Ces facteurs combinés font pression sur les décideurs politiques américains pour qu'ils trouvent d'autres sources de minéraux critiques le plus rapidement possible.

Comme le WSWS l'a déjà expliqué, cette pression est à la base de la guerre par procuration que les États-Unis et l'OTAN mènent contre la Russie, autour de l'Ukraine. Les avantages géostratégiques d'un affaiblissement fatal du régime de Poutine et, en fin de compte, de l'éclatement de la Russie en plusieurs petits États comprennent le contrôle des vastes ressources du pays. Cela permettrait (1) d'isoler davantage la Chine en la privant de son partenaire géostratégique le plus riche en ressources minières, tout en (2) ajoutant aux ressources de l'OTAN de grandes quantités d'hydrocarbures, de diamants, de nickel, de métaux du groupe du platine, de métaux des terres rares, de niobium, de cobalt et de graphite, qui font déjà l'objet d'une production active. L'Ukraine possède également d'importants gisements potentiels de lithium.

La Chine, pour sa part, a commencé à exercer son contrôle géostratégique sur les minerais essentiels.

Plus récemment, la Chine a mis en place des restrictions sur l'antimoine, un minéral essentiel largement méconnu qui est utilisé dans les munitions perforantes, l’optique militaire et les panneaux solaires. L'année dernière, Pékin a lancé des mesures restrictives similaires sur le gallium, le germanium et le graphite, dont elle contrôle la majeure partie de l'approvisionnement mondial.
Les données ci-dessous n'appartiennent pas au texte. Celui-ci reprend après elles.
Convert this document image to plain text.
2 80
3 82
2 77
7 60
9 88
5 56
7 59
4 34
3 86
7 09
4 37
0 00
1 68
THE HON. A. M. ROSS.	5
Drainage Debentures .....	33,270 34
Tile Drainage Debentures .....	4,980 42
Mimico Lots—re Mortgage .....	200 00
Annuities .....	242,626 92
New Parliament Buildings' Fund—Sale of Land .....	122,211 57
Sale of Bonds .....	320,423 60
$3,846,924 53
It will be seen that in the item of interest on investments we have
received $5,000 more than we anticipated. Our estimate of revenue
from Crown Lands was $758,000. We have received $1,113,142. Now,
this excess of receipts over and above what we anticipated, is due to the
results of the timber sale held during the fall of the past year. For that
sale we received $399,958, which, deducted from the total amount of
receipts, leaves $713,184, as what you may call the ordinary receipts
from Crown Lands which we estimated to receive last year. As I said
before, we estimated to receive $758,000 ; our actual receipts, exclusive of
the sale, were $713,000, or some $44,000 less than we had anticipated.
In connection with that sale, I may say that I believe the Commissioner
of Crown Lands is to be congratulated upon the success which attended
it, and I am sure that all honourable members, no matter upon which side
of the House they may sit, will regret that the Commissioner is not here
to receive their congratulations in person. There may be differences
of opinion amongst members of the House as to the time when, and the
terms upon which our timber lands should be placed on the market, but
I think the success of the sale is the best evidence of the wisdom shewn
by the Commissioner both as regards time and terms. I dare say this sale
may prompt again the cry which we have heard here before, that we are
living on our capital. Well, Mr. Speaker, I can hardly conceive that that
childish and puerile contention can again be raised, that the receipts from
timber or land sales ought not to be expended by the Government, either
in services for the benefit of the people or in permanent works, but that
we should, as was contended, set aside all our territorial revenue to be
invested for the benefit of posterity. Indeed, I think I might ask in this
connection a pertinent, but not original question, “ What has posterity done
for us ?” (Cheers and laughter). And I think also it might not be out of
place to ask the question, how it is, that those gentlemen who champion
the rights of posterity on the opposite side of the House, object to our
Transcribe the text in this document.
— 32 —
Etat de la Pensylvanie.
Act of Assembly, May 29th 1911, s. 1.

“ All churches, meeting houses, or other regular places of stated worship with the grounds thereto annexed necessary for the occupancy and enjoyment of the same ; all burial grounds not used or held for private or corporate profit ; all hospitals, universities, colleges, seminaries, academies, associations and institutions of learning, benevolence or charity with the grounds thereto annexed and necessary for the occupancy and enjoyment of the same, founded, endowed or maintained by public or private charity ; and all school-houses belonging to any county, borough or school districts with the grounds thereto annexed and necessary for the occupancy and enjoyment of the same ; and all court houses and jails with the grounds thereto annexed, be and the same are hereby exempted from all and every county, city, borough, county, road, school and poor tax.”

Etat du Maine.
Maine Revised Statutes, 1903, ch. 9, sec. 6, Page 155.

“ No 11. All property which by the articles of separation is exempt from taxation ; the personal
Ces mesures ont été mises en place en réponse aux restrictions américaines sur la vente de semi-conducteurs avancés à la Chine : une interdiction que les entreprises chinoises ont apparemment réussi à contourner dans une large mesure.

Les restrictions sur l'antimoine, mises en place au début du mois, ont entraîné un doublement de son prix sur les marchés mondiaux.

Le conflit qui se développe autour de minerais essentiels souligne l'immense danger que représente une guerre entre les États-Unis et la Chine.

Alors que les avancées technologiques sont prometteuses pour encourager une transition rapide vers les énergies renouvelables – nécessaire pour stopper le réchauffement climatique – l'effondrement des relations économiques et politiques capitalistes menace de plonger l'humanité dans un maelström sanglant. L'armée américaine et ses alliés de l'OTAN gaspillent des ressources précieuses, de la main-d'œuvre et de l'ingéniosité pour mettre au point de nouvelles méthodes de destruction. Au lieu de travailler au niveau international pour arrêter la guerre et partager les ressources dans un effort collectif pour stopper la catastrophe environnementale, les États-nations capitalistes se préparent à la guerre.